One of Crowley's justifications for Art and The Lovers as those two parts is that they also associate with opposite astrological signs: Art with Sagittarius (a fire sign) and The Lovers with Gemini (air). Then, to form a triad we would naturally want to look at signs square to those two: Pisces (water) or Virgo (earth). Both symbols have a certain attraction, but their associations place them in opposite directions. (Therefore both are correct! Remember that. It'll come in useful.) Pisces associates with Qoph, the Moon, and ... aha! Virgo associates with Yod, the Hermit.
Among other things, the Hermit is the very tip of Yod, the place where the Ineffable leaks out into Kether, the One. This, then, is our answer, because we have thus recreated the Supernal triad: the Hermit as Kether, the One, and the dyad of The Lovers and Art as Chokmah and Binah, respectively, the Two.
Looking at the symbolism shown in the dyad reinforces our view of them as Chokmah and Binah. They are two views of the Alchemical wedding, one from the active perspective and another from the passive — reason and emotion, light and dark, the very essence of Briah, the world in which division occurs.
(About the choice I rejected: in the Moon's defense, it, like Kether, is in the middle pillar. It is Yesod, the gateway to Malkuth, the physical universe. It also forms a useful triad and a boundary point: the manifestation of Matter, where Kether is the manifestation of All. So, as I said just a moment ago, both answers are right. Which answer you choose depends on what you intend to use it for.)
With the Hermit, the Lovers, and Art, we now have the three pillars accounted for, and the three Sephiroth of the Supernal triad. Now let's think about the three Triads. In my writings about those Triads, I remark that they account for three "souls", or in the case of the Supernals, a group of three souls. The group soul we call Neshamah, and say it is the super-conscious, the higher Self that sits above us and is our link to the Ineffable.
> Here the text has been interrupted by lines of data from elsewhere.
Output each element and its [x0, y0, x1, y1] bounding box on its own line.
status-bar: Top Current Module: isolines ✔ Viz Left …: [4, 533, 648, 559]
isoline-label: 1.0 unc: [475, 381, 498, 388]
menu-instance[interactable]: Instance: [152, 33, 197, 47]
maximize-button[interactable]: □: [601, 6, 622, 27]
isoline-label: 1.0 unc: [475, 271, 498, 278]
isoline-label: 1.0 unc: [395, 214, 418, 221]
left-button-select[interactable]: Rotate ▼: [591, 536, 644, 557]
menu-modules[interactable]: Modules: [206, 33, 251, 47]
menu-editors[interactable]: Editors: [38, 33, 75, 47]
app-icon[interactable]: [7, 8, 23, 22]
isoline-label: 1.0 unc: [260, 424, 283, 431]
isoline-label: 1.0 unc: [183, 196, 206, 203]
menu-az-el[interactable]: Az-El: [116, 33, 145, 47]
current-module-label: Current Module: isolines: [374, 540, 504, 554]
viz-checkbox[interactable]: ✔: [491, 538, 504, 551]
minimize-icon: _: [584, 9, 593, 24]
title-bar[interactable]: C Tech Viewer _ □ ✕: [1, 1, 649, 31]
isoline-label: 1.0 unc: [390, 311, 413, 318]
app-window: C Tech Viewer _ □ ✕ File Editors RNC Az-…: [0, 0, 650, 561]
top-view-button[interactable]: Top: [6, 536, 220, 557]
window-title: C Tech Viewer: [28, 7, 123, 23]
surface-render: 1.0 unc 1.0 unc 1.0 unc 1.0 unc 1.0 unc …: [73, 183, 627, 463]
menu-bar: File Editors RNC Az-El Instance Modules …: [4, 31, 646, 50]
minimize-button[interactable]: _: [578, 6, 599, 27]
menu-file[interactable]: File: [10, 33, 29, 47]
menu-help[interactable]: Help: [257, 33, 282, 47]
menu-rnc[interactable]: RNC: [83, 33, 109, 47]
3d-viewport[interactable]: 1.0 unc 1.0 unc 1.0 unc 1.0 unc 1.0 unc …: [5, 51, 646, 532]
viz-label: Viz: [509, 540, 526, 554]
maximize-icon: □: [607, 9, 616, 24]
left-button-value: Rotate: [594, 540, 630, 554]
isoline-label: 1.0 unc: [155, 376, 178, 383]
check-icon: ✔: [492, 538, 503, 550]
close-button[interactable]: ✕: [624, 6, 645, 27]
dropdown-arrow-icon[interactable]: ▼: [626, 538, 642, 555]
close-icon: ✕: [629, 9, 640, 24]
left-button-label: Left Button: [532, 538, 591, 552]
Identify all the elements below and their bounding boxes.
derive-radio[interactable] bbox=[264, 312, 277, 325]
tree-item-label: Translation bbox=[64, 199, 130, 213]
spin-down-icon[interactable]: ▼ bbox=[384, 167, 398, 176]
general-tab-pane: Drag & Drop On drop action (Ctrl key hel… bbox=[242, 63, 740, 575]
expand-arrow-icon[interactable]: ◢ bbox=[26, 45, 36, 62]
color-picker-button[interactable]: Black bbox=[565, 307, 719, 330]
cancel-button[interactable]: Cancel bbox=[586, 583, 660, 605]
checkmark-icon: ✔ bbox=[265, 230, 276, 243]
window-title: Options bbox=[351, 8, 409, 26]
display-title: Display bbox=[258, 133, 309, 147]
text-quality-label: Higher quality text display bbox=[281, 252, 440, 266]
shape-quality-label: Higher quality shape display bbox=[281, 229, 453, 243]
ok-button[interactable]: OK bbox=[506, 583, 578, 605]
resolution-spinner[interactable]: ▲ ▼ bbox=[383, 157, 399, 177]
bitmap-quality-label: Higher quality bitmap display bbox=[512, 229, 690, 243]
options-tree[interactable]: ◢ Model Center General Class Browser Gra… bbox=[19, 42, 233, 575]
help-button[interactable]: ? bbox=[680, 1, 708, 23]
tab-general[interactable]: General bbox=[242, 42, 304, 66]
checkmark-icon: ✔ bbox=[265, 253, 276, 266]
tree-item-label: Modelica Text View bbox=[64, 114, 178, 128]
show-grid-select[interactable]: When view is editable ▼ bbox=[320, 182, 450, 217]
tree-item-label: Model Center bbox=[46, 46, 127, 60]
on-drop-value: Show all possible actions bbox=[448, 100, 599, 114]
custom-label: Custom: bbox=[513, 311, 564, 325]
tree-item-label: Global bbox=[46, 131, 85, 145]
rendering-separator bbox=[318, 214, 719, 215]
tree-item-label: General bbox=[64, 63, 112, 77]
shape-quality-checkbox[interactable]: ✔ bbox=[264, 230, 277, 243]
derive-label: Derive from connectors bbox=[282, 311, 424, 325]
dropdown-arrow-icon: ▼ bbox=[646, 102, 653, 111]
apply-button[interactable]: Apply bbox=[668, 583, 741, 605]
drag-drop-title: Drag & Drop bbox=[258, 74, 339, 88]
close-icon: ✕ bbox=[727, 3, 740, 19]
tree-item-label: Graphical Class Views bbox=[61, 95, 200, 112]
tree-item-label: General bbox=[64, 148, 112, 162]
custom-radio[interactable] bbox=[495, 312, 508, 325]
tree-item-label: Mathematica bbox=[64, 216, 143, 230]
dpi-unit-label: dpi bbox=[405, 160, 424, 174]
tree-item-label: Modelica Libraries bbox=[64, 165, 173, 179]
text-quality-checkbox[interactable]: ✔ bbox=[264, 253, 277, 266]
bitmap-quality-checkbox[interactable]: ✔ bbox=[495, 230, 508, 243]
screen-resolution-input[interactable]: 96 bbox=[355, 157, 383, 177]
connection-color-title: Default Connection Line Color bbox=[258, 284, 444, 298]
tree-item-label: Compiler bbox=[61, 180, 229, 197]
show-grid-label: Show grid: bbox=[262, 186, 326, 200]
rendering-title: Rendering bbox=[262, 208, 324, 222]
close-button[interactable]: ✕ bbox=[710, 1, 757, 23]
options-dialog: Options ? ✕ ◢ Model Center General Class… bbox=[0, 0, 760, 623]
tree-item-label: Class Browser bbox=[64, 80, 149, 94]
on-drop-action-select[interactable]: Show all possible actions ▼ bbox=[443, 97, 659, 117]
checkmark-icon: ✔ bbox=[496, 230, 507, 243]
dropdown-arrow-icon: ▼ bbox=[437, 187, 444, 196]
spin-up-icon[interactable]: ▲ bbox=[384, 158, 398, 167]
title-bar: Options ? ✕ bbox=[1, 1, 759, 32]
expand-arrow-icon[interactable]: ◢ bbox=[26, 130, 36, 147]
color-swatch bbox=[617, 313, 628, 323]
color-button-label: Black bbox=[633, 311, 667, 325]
The next we call Ruach, which we think of as our normal consciousness; and the next we call Nephesh, the subconscious — sometimes thought of as a sphere of demons, the place of our base desires and emotions.
But simply by saying emotions
, we have named the key that maps this triad onto a pillar: Nephesh, Art, is the Cup of emotion, which places this group in the pillar of Severity. And in so saying, we notice that its balancing principle, the sword of reason, Ruach, the Lovers, is an obvious candidate for the pillar of Mercy. This leaves the Supernals exactly where we would expect: in Mildness, the middle pillar, associated with Kether.
So we see that the Alchemical working's three parts fall and three elements fall naturally into our three Pillars — which, by the way, we might also call Yin, Yang, and Tao — as do the three Triads themselves; and each Pillar is in turn contained within one Sephirah of the Supernal triad; and because of this the three Supernals are themselves contained within Kether. And so we come one step closer to realizing that after all, All is One.